A Python implementation of the research paper "Visual Test-time Scaling for GUI Agent Grounding" (arXiv:2505.00684v2). This project replicates the core framework using a general-purpose Vision-Language Model (LLaVA) to demonstrate its effectiveness in error recovery for GUI interaction tasks.
This project explores the challenge of visual grounding in GUIs, enabling AI agents to accurately locate UI elements based on natural language commands. The goal was to implement the RegionFocus framework, a training-free approach that enhances an agent's ability to recover from initial prediction errors.
The framework's core strategies are:
- Error-Triggered Refinement: The process activates only when an initial action prediction fails, saving computation on easy steps.
- Visual Test-Time Scaling: Dynamically "zooms in" by analyzing smaller, higher-resolution crops of the GUI around a predicted focal point.

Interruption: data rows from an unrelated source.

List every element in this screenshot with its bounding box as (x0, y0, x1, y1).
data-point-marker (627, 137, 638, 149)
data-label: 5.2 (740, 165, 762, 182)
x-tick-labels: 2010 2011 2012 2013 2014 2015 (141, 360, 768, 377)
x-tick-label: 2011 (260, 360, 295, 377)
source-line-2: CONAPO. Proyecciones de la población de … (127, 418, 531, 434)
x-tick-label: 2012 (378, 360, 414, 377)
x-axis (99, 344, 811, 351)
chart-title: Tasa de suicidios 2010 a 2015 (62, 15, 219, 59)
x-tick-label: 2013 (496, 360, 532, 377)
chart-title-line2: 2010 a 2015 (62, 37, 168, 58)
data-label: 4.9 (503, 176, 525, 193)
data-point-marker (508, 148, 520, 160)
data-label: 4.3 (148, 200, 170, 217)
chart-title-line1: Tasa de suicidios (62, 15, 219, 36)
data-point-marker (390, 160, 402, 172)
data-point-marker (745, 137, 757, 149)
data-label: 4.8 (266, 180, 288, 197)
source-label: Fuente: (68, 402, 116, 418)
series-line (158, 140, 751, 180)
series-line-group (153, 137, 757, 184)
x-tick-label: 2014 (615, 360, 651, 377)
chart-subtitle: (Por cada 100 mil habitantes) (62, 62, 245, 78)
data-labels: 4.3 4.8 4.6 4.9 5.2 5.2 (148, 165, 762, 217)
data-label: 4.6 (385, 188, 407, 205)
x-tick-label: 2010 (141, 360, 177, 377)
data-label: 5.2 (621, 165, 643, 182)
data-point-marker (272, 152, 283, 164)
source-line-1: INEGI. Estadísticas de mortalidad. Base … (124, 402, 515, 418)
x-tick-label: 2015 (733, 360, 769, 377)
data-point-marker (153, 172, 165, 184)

- Image-as-Map: Uses visual landmarks (purple circles) directly on screenshots to represent both temporal history (avoiding repeated errors) and spatial candidates (choosing the best option).
This implementation, contained within a Jupyter Notebook (RegionFocus_Implementation.ipynb), demonstrates the full RegionFocus workflow using Llava-1.6-vicuna-7b-hf (quantized to 4-bit) as the VLM agent and Selenium for browser interaction.
The experiment simulates a common GUI challenge: ambiguity. A simple HTML page (index.html) is created with two visually identical "Submit" buttons, only one of which is correct.
- Initial Prediction (and Failure): The VLM is given the full screenshot and asked to find the correct "Submit" button. It typically makes an error, selecting the incorrect button or an empty area.
- RegionFocus Activated: The script detects the failure (simulated by checking the element ID at the clicked coordinates).
- History & Refocus: The failed coordinate is marked on a history map. The VLM uses this map to propose a new focal point away from the error.
- Region Analysis: Four fixed-ratio bounding boxes are generated around the focal point. The VLM analyzes crops from these regions to find candidate coordinates for the correct button.
- Aggregation & Final Action: The valid candidates are marked on an aggregation map. The VLM selects the best candidate, which is then verified.
The experiment successfully demonstrates the RegionFocus framework's ability to correct the VLM's initial mistake.
GIF: Full Workflow
A dynamic overview showing the initial error, the triggered RegionFocus steps, and the final successful identification.

-
Initial Prediction Failure: LLaVA incorrectly identifies coordinates pointing to the wrong (red) "Submit" button.
-
RegionFocus: History Map: The failed click (198, 209) is marked. This image is shown to the VLM to request a new focal point.
-
RegionFocus: Focal Point & BBox Proposal: The VLM suggests a new focal point (397, 237) near the other button. Four bounding boxes are generated around it.
-
RegionFocus: Candidate Prediction (Zoom): The VLM analyzes each cropped region.
-
RegionFocus: Action Aggregation: The 4 valid candidate coordinates are marked on a fresh map. The VLM is asked to choose the best one.
-
Final Success: The VLM selects coordinates (346, 212) from the aggregation map, which correctly correspond to the right (green) "Submit" button (
submit-btn).
This implementation successfully replicates the core logic and demonstrates the effectiveness of the RegionFocus framework described by Luo et al.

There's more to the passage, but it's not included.